To be fair there has been some progress since then: the highest officials of the white man’s government will work in a building that’s no longer named for a major proponent of a system of cultural destruction and child rape. Additionally, the pub-sized Victorian-era beaux-arts building across the street from Parliament Hill which has been vacant for decades will become a new cultural appreciation center, uh, somehow. Still, I’m sure they would have preferred some money to make their water drinkable or homes livable so it should hardly come as a surprise to anyone that as we approached the annual orgy of red and white, there would be some choice words about the whole proceedings - and righteously so.

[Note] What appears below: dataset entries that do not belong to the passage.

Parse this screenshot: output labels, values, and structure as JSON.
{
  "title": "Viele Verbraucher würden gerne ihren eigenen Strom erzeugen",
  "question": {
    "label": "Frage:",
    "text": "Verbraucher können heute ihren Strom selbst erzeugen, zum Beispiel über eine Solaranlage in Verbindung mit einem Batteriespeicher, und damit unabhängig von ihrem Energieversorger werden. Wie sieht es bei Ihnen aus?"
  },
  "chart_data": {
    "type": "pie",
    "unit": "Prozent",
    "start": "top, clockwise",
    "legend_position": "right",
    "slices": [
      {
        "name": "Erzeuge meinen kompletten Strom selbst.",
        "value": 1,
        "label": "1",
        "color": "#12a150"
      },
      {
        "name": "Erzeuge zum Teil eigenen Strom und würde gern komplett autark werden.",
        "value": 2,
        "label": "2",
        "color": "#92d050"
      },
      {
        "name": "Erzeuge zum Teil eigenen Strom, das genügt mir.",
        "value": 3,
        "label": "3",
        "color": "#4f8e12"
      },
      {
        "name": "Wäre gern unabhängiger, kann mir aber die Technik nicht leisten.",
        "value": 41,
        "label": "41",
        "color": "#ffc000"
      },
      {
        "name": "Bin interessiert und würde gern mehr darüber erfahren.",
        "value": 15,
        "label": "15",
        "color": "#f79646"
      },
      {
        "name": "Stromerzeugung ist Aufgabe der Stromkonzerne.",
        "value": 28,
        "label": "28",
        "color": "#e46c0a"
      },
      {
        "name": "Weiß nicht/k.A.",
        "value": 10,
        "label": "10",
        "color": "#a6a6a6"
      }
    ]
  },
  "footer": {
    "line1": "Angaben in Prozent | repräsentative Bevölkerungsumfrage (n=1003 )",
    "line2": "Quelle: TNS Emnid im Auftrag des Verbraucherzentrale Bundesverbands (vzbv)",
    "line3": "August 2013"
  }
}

So I’ll be forgiven – surely - that I can’t help but grin a bit that while I sit out here in the emerging sun, on my second cup of gritty cottage coffee the downpour continues on Parliament Hill, keeping the crowds away or at lest damp. It shouldn’t improve my mood but it does...Canada Day should never go quite as smoothly as the government wants it to.

At any rate, either the fresh coffee or the next beer or the brightening day has perked me up somewhat and I’m able to get past the full force of my negativity and think about some of the upsides. In the past six months, for instance, this country has emerged as one of the stalwart pillars of the liberal international order and, along with France and Germany, stand as the last line of defense for the whole of Western Civilization. The rise of an independent and assertive foreign policy in the face of the American retreat from global leadership is something to be proud of.

Plus, you know, all of the hokey stuff you see in the commercials. I’m taking advantage of a beautiful landscapes right now, and the image of the easy-going multiculturalist scoiety is a great idea as long as we’re willing to fight for it. It is nice – and serves a greater good - that you can get bitten by a poisonous snake (which will become a real thing as climate change brings more of them here) or get hit by a car or get drunk on powerful beer at your cottage while writing your Canada Day blog post and accidentally fall down some rickety wooden stairs onto sharp rocks, and still have your hospital bill covered without having to worry about going bankrupt or being shit on by Human Turdbag Ted Cruz.

There’s an argument to be made, I’m convinced, that a critical, distinguishing trait separating civilized nations from the uncivilized is the ability to recognize and acknowledge the bad parts of one’s history and problems of the present while celebrating the good. We should do that more often, especially as Canada 150® tries valiantly to simplify everything into vague, sugar-laden Tim Horton’s style jingoism. But the hard part is doing it: if the mantra of the post-Harper years is to be that “better is always possible” then we have to be willing to put the work into making the possible real.

Jesus! An honest-to-fuck deer has just walked up to the shoreline a few dozen feet from me, hopped into the water, and has begun to swim across the lake. I have no idea if he’s ever done that before or does it often, or if he even knows where the hell he’s going, but off he goes anyway. Maybe he’s taking a morning constitutional, or swimming out to die. Either way I take it as a sign that the lake has become too tempting to resist; an omen form nature that I’m starting to ramble and this whole thing is going to fly apart if I keep it up.

[Editor's Note: This is the end of the recovered transcript. Have a safe long weekend, everyone.]